Theodore, the Greek voice of In Touch With Dr. Charles Stanley, remembers the day when it would have been illegal to broadcast the program. Before the mid-1980s, the Greek government had a monopoly on all media outlets. Daring citizens, unwilling to submit to the suppression of information, started pirate radio stations. Theodore said they would set up antennas throughout Athens, camouflaging the wire with clothes as if hung out to dry. And when a policeman showed up, they would just move the equipment.
Now many of those so-called pirates are the legal owners of radio stations. And that same indomitable spirit comes in handy, Theodore says, when In Touch faces opposition. Some influential people, offended by the evangelical nature of the program, have tried to get it off the air. But the station owners, though not Christians themselves, love it and refuse to be swayed.

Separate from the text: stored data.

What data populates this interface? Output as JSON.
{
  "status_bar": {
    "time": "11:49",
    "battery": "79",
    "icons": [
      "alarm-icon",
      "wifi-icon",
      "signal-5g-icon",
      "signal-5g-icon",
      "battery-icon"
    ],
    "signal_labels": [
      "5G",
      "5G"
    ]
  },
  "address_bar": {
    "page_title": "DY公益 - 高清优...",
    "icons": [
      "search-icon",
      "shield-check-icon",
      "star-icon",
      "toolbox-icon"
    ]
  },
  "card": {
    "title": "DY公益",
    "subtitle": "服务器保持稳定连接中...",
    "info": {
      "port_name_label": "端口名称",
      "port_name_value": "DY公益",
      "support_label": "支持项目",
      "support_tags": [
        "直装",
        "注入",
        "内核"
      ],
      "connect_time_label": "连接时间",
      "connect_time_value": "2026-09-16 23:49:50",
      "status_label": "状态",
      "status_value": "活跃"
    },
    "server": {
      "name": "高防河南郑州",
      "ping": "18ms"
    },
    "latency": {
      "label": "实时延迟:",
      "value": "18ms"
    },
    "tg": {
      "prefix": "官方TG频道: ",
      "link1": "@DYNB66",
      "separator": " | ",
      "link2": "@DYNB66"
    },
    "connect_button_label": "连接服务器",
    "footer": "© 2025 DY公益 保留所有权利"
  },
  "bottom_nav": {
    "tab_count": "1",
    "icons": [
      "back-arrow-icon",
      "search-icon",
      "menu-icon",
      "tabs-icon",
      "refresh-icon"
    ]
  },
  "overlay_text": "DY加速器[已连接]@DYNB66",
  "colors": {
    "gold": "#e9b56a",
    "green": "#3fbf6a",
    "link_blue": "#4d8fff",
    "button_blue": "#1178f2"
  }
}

Public feedback is significant—though sometimes rare—because in Theodore’s words, “Greeks are stoic and skeptical.” One man called to praise In Touch, and in the course of the conversation, it was discovered he learned about it from his neighbor, an atheist. “I’ve been listening to a program on the radio a few months now, and it’s wonderful,” the friend said. “I love it.”
Theodore mentions the time his team received a call from a panicked truck driver. The man—a regular listener—said the program had been a good companion while he’s on the road. “Why did you remove it?” he asked. Turns out the driver had just lost the signal. They reassured him: In Touch is here to stay.
Despite advances in technology, Theodore believes radio has a staying power that can’t be underestimated. He remains thankful for the support from In Touch’s American audience, which helps keep it on the air worldwide. “Many Greeks are listening to the program and they need it,” he said. “They need it desperately.”